I stumbled upon the SGI website this morning, and it seems they have revamped their web presence in order to integrate the two former organizations. Previously, Rackable and Silicon Graphics kept separate product websites, each via its own web redirect. As of this morning, SGI.com points directly to a consolidated homepage with consolidated product overviews.
All in all, this seems relatively benign right? Check out the ICE Cube product page and/or the technology partners page. What caught my eye was the mention of IBM as a major technology partner. Plot thickens. More specifically, it seems SGI has integrated IBM blade technology into their ICE Cube containerized data center line. From the product page:
SGI’s new ICE Cube with IBM BladeCenter® solution will enable end users to realize the best in class density and efficiency associated with ICE Cube with the ruggedness, reliability and manageability offered by BladeCenter T & HT product lines. BladeCenter specific configurations of ICE Cube will allow Rackable Systems’ enterprise customers to reach densities up to 1344 dual socket, quad core Intel Xeon blades or 672 quad socket, dual core Opteron blades. In addition, customers will benefit from broad portfolio of IO Fabrics, Server Blades, Manageability products like AMM (Advanced Management Module) & IBM Director which are part of the IBM BladeCenter solution ecosystem.

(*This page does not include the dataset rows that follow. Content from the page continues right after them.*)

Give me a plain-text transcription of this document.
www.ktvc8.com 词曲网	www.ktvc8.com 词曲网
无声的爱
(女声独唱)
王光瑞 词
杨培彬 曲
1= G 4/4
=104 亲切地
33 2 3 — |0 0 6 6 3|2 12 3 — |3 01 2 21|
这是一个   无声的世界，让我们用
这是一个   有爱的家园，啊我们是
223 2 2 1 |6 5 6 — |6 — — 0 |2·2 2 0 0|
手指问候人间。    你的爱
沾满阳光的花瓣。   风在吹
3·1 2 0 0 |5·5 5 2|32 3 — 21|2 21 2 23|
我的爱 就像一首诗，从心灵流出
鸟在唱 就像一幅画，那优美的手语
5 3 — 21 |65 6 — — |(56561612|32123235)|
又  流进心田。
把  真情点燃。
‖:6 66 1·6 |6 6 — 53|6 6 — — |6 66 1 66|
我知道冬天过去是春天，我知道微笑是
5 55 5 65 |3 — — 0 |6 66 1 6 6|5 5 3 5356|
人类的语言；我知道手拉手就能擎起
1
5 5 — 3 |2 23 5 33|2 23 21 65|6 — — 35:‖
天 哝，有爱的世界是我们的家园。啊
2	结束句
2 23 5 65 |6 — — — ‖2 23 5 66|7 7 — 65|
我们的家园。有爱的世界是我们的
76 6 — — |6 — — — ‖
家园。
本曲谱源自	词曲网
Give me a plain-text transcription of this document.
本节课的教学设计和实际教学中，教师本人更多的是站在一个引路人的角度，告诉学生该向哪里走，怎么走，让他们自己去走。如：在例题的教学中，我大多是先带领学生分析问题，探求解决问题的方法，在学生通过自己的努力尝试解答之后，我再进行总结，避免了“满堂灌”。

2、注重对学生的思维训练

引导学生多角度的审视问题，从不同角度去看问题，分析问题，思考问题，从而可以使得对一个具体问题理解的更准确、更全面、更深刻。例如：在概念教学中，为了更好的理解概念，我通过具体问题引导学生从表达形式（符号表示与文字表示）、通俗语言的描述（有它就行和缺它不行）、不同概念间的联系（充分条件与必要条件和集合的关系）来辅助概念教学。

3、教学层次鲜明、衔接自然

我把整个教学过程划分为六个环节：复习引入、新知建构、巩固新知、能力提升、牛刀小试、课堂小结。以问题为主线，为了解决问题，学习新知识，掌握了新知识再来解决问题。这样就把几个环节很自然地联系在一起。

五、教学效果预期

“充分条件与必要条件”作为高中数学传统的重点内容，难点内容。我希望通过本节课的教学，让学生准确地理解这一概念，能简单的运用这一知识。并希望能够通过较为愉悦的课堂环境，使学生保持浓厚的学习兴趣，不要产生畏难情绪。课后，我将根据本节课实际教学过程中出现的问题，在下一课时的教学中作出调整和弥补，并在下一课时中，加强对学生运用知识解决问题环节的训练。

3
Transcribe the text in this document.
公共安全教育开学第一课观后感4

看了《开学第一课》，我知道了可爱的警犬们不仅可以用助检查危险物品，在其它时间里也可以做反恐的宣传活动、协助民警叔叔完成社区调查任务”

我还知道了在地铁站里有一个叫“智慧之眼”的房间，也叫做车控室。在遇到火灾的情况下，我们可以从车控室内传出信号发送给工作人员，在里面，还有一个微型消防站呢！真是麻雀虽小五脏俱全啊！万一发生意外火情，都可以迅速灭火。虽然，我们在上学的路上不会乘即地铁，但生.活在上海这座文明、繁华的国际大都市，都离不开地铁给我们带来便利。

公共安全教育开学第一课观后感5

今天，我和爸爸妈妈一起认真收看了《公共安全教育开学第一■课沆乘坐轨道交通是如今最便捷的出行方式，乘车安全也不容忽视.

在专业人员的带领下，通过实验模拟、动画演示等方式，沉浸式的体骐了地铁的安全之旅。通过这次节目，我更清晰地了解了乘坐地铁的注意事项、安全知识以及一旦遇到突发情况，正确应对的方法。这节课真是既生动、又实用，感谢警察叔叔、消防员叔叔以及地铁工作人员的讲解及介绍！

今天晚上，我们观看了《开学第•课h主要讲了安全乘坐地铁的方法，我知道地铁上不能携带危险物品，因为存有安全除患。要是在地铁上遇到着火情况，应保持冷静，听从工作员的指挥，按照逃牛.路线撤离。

This is terribly interesting. I don’t seem to recall [the original] Rackable announcing support for IBM products in their containers. I also don’t recall any specific press releases centric upon this partnership. For more info, check out the new web digs for SGI at www.sgi.com.
Actually, the IBM relationship with Rackable was established awhile ago (previous to SGI buy). IBM is OEMing Rackable’s containers (excl servers). Fast way for IBM to get into the container market. Makes Rackable…er…SGI an obvious take-out play for IBM though.